Claiming that Bear Stearns engaged in market timing mutual fund trades and illegal late trading and for certain clients over a four-year period, the SEC wanted $720M in sanctions from the firm. The financial firm, however, argued that the activities only caused it to make $16.9M in revenues. A settlement was reached ordering Bear Stearns to pay $160M in disgorgement and $90M in penalties, with the firm not having to deny or admit to the Commission’s claims.
A declaratory action followed with a plaintiff in the New York Supreme Court seeking to have D & O insurers pay for $150M of the $160M disgorgement. Citing New York law, the insurers argued that the case should be dismissed, noting that under state law disgorgement is not insurable. A lower court turned down these contentions, denying the motion.
Then, the Appellate Division, First Department reversed the ruling on appeal, finding that Bear Stearns’ settlement offer, the Commission’s order, and associated documents are not prone to any other interpretation besides that the firm knew and purposely took part in illegal late trading on behalf of certain clients that received preferential treatment and, also, the Commission’s order required disgorgement of money obtained via activities that were not legal.
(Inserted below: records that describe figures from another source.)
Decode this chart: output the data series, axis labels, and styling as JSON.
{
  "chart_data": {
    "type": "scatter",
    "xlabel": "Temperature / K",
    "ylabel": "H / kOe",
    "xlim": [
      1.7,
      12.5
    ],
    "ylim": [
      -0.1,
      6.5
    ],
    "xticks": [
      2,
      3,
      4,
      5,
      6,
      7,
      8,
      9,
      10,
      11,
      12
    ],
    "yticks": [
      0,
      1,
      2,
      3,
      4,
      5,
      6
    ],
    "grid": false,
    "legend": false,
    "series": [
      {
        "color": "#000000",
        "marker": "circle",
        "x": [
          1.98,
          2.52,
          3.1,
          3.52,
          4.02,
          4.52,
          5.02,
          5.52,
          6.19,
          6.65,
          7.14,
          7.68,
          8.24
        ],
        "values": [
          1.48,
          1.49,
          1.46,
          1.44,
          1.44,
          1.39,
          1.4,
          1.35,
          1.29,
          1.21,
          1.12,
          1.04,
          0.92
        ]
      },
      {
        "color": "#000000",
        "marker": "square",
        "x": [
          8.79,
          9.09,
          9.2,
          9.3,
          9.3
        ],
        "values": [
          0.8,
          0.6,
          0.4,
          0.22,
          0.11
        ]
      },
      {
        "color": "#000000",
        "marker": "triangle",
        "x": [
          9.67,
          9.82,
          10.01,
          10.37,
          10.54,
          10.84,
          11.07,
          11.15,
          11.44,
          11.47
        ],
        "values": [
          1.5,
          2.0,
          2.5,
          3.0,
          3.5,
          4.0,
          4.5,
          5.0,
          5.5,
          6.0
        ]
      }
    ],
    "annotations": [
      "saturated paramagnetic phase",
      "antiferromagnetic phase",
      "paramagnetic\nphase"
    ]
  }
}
Holding, the First Department said that disgorgement can be determined per matter of law when settlement funds are considered “disgorgement,” facts show that the funds came from an enterprise that was not legal, and what was paid makes up a reasonable estimation of all of the profits made. The court also said that the party doesn’t have to profit from all of the money that ends up being disgorged. Following further appeal, the New York Court of Appeals reversed this decision, returning the action to a lower court for resolution and discovery.
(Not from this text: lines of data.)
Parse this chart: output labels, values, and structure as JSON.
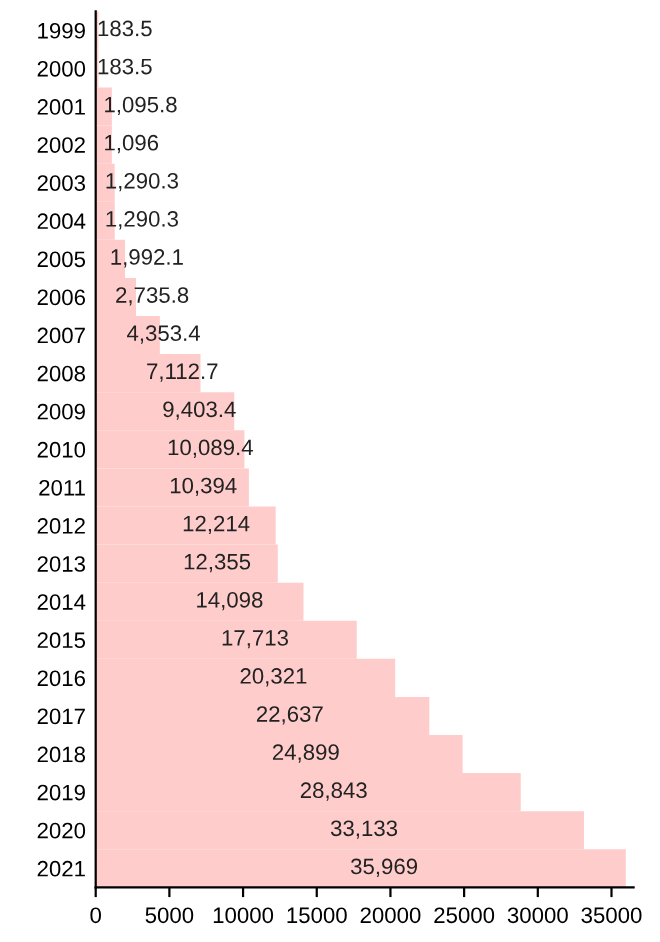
{
  "chart_data": {
    "type": "bar",
    "orientation": "horizontal",
    "categories": [
      "1999",
      "2000",
      "2001",
      "2002",
      "2003",
      "2004",
      "2005",
      "2006",
      "2007",
      "2008",
      "2009",
      "2010",
      "2011",
      "2012",
      "2013",
      "2014",
      "2015",
      "2016",
      "2017",
      "2018",
      "2019",
      "2020",
      "2021"
    ],
    "values": [
      183.5,
      183.5,
      1095.8,
      1096,
      1290.3,
      1290.3,
      1992.1,
      2735.8,
      4353.4,
      7112.7,
      9403.4,
      10089.4,
      10394,
      12214,
      12355,
      14098,
      17713,
      20321,
      22637,
      24899,
      28843,
      33133,
      35969
    ],
    "value_labels": [
      "183.5",
      "183.5",
      "1,095.8",
      "1,096",
      "1,290.3",
      "1,290.3",
      "1,992.1",
      "2,735.8",
      "4,353.4",
      "7,112.7",
      "9,403.4",
      "10,089.4",
      "10,394",
      "12,214",
      "12,355",
      "14,098",
      "17,713",
      "20,321",
      "22,637",
      "24,899",
      "28,843",
      "33,133",
      "35,969"
    ],
    "color": "#ffcccc",
    "xlim": [
      0,
      36500
    ],
    "xticks": [
      0,
      5000,
      10000,
      15000,
      20000,
      25000,
      30000,
      35000
    ],
    "grid": false
  }
}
“Remember the old movie thrillers about Godzilla fighting King Kong (or the language-dubbed Japanese version when the G’ monster battled “Mothra,” to the death)?” said Institutional Investor Fraud Lawyer William Shepherd. “ I guess “art” imitates life as we now have a live 21st century behemoth battle as the Insurance Industry takes on Wall Street. Maybe this would have been a fair fight a decade ago, but today – not even close. Banks buy Wall Street firms. Wall Street firms parlay bank deposits into war chests, and … advantage Wall Street. It’s not that J.P. Morgan (JPM) needs Vigilant Life’s money, it’s just that, well, the money is there for the taking – candy from a baby. Politicians, judges and the rest of us take note: There’s a new gang in town and they get what they want when they want it.”